Second, and much more important to me, proof that you are actually a human from an approved location. Bots and spam are a problem in general, but specifically foreign meddling in critical moments like elections and referenda is extremely dangerous for democracies. Being able to gatekeep participation in public forums based on you actually being a human in that country would kneecap foreign interference. It can't do anything against local interference, but at least it restricts its volume/scale, which is better than nothing.
Precise age and general location is already sometimes enough to completely identify a person. That alone would make it far easier to, for instance, track people down based on their social media posts.
Forced proof of identity is damage, and the Internet should route around it. Every last bit of this should be destroyed, along with the political careers of anyone who supports it.
Yes, country. Generally proved enough by the ID being issued by that country, or a neighbouring one.
> Forced proof of identity is damage, and the Internet should route around it. Every last bit of this should be destroyed, along with the political careers of anyone who supports it.
Have you heard of the dead internet? The internet is already damaged beyond repair by hostile corporate and political interetests. The only way it becomes for humans again is by enforcing verification of humanness in critical parts of it.
I am well aware of the problem of election interference. I am also well aware of the problems of forcing everyone involved in a discussion of political topics to be identified. I think we could solve the former without the latter, in a wide variety of ways (e.g. dealing with bots, regulating AI/LLMs, restricting algorithmic content promotion). And you can't have the latter anyway; the cost of forcing people to identify themselves is far too high, and there will always be places to have discussions without doing so, whether you want there to be or not. Again, forced proof of identity is damage, and the Internet will route around it.
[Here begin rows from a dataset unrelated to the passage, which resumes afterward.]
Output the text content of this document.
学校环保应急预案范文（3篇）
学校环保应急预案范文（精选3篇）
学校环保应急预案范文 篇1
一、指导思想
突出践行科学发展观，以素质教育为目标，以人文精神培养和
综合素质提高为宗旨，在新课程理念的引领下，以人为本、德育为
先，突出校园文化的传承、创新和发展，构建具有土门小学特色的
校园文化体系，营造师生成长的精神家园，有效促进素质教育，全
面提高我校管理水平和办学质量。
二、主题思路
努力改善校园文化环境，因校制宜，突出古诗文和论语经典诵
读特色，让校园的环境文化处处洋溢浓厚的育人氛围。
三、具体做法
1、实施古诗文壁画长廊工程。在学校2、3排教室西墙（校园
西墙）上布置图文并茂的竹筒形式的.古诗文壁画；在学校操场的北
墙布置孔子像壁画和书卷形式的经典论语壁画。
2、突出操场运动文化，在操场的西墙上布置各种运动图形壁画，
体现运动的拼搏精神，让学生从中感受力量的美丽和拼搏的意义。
> I am well aware of the problem of election interference. I am also well aware of the problems of forcing everyone involved in a discussion of political topics to be identified. I think we could solve the former without the latter
Again, I'm not talking about identifying people individually, but identifying them as real people over 18. With the planned and starting to exist EU infrastructure around this, with double blind proof of age (and thus humanity), we have that and it's still Anonymous.
> and there will always be places to have discussions without doing so, whether you want there to be or not.
That is actually kind of irrelevant, because people discussing in small numbers is not the problem. Malicious actors twisting public discourse is. So all that's needed is strict guardrails around the big public forums (social media).
When there's severe downsides to an measure to try to improve something else, the efficacy of it matters. This isn't about the app specifically, it's about the requirement for this kind of verification in the first place.
Like Aeugst am Albis reports self-hosted, with: "MS365 tenant detected: Managed". But what I don't see, is other cloud office solution providers. Like, it's either hyperscalers or "self hosted". Why no cloud, sovereign even, alternatives?
Edit: there are (Infomaniak...), it was just Firefox json search who failed me :)
There's always the zero knowledge proof tech alternative, but I don't have the feeling we are moving in that direction - it's not the most profitable business is it.